August 11, 2011

People v. Brown - Colorado Court of Appeals decision 8-4-11

People v. Brown            Sexual Exploitation of a Child / Cop as Expert in Child Pornography / Sufficiency of the Evidence / Rule 403
Facts: During the execution of a search warrant, the police allegedly retrieved pictures from Mr. Brown’s computer. Although Mr. Brown disputed the authenticity, the prosecution claimed, and the jury unfortunately agreed, that the pictures indeed showed real children – not merely computer images.
Issue: Whether, under CRE Rule 403, the trial court erred in admitting the pictures?
Held: No.
Reasoning: The CofA simply held the pictures comprise proof of the alleged crime, and thus, the trial court did not err in admitting the photos. The CofA wrote, “Here, the images were direct proof of an essential element of the charged crimes, and the fact that the nature of the charges may be prejudicial to defendant does not justify exclusion of such relevant evidence.”
Issue: Whether the prosecution presented sufficient evidence that the pictures contained real children?
Held: Yes.
Reasoning: The CofA again disagreed the defesne, and said from viewing the pictures itself, the jury possessed sufficient evidence to convict.
Issue: Whether the trial court erred in allowing the Detective to testify as an “expert” in child pornography?
Held: Wait; is this a child porn case?

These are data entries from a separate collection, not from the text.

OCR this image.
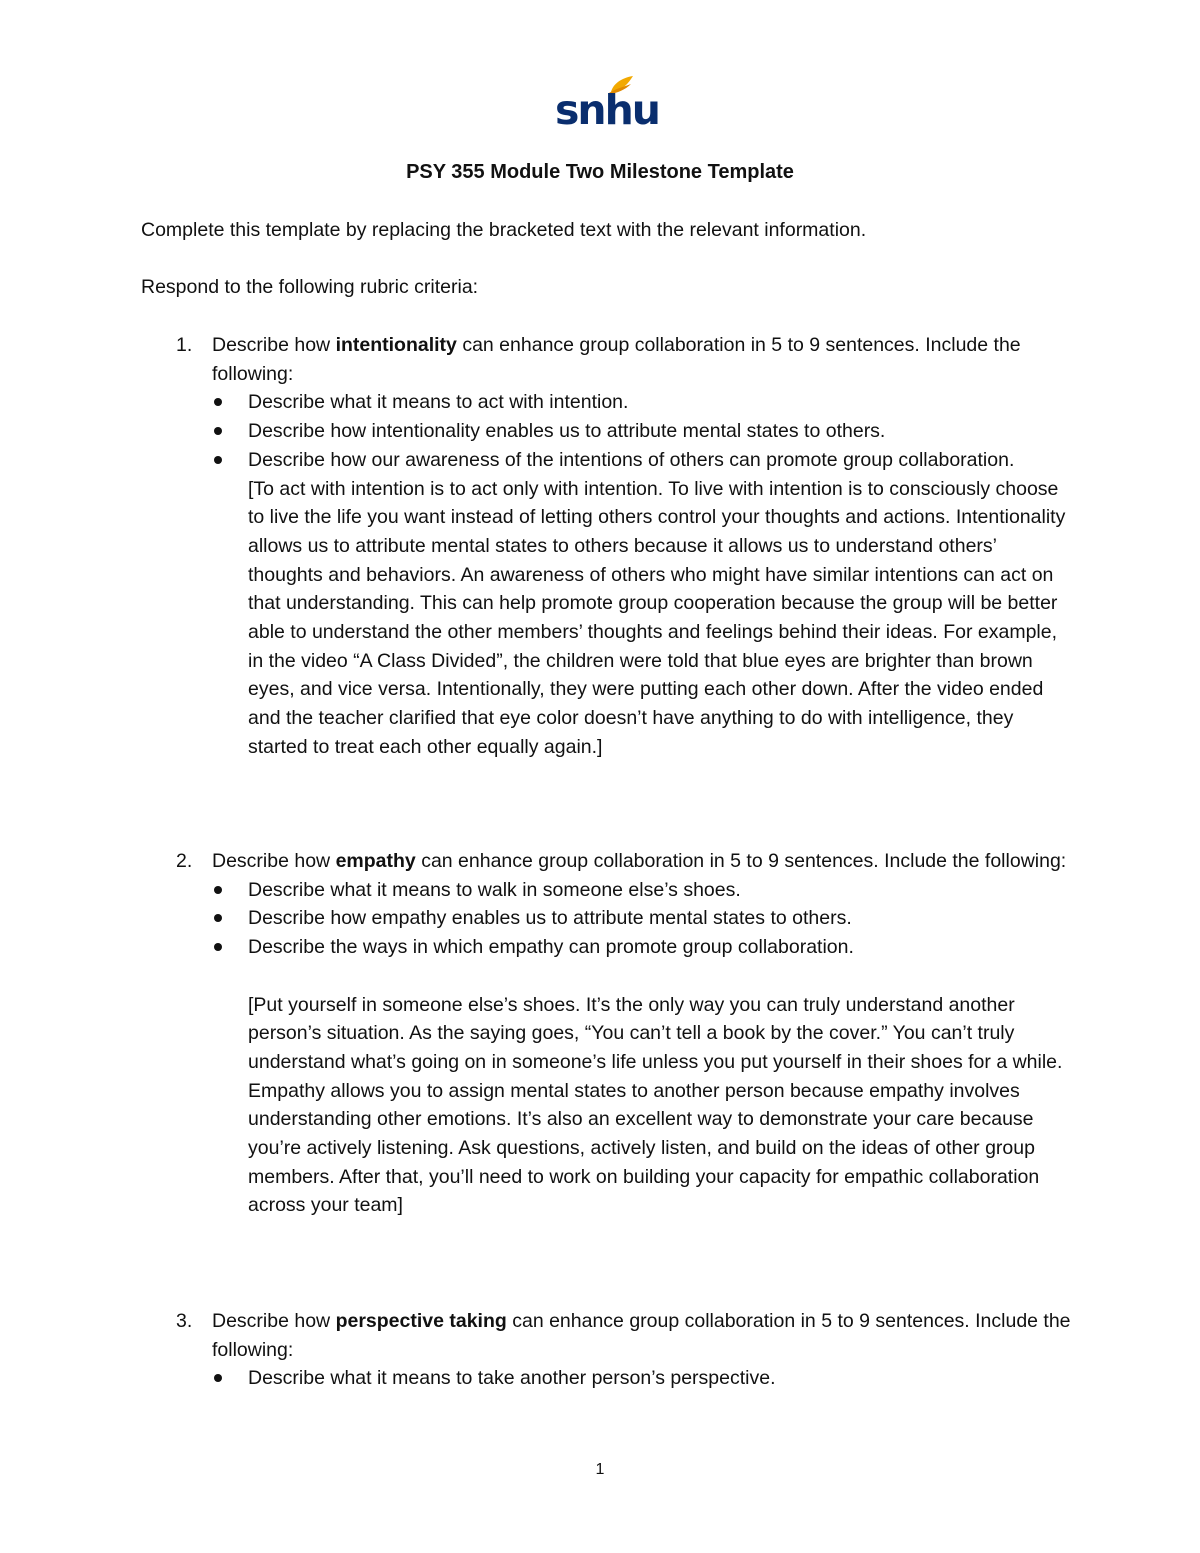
snhu
PSY 355 Module Two Milestone Template
Complete this template by replacing the bracketed text with the relevant information.
Respond to the following rubric criteria:
1. Describe how intentionality can enhance group collaboration in 5 to 9 sentences. Include the following:
Describe what it means to act with intention.
Describe how intentionality enables us to attribute mental states to others.
Describe how our awareness of the intentions of others can promote group collaboration.
[To act with intention is to act only with intention. To live with intention is to consciously choose to live the life you want instead of letting others control your thoughts and actions. Intentionality allows us to attribute mental states to others because it allows us to understand others’ thoughts and behaviors. An awareness of others who might have similar intentions can act on that understanding. This can help promote group cooperation because the group will be better able to understand the other members’ thoughts and feelings behind their ideas. For example, in the video “A Class Divided”, the children were told that blue eyes are brighter than brown eyes, and vice versa. Intentionally, they were putting each other down. After the video ended and the teacher clarified that eye color doesn’t have anything to do with intelligence, they started to treat each other equally again.]
2. Describe how empathy can enhance group collaboration in 5 to 9 sentences. Include the following:
Describe what it means to walk in someone else’s shoes.
Describe how empathy enables us to attribute mental states to others.
Describe the ways in which empathy can promote group collaboration.
[Put yourself in someone else’s shoes. It’s the only way you can truly understand another person’s situation. As the saying goes, “You can’t tell a book by the cover.” You can’t truly understand what’s going on in someone’s life unless you put yourself in their shoes for a while. Empathy allows you to assign mental states to another person because empathy involves understanding other emotions. It’s also an excellent way to demonstrate your care because you’re actively listening. Ask questions, actively listen, and build on the ideas of other group members. After that, you’ll need to work on building your capacity for empathic collaboration across your team]
3. Describe how perspective taking can enhance group collaboration in 5 to 9 sentences. Include the following:
Describe what it means to take another person’s perspective.
1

Then, of course, NO!
Reasoning: Essentially, getting generic b.s. training as a cop, being a cop, and claiming ‘expertise’ from his one-week class, the trial court did not err in allowing the cop to testify as an expert in child porn. The CofA wrote, “Here, we cannot say that the court's qualification of the detective as an expert was manifestly unreasonable, arbitrary, or unfair, in light of the detective's (1) two years with the child abuse unit; (2) classes on investigating sexual exploitation of children cases; and (3) previous handling of approximately a dozen child pornography investigations.” The CofA drew this conclusion despite the fact that the prosecution sandbagged the defense. Here, the prosecution did not endorse cop-hack as an expert prior to trial, provided no expert report, did not disclose the CV of cop-hack, did not disclose the treatises relied upon (pretending there would be any), or prior testimony as an expert (of which there appears to be none).

1 comment:

  1. If my recollection is correct, he was basically endorsed mid-trial when I challenged the authenticity of the alleged photos, since there was no witness who could say what they purported to be. Judge bascially said, if i don't admit the photos/video, there's no case, so I'm going to admit them. So like you said, because this is a child porn case, he's an expert and the photos go the jury to decide if they're real.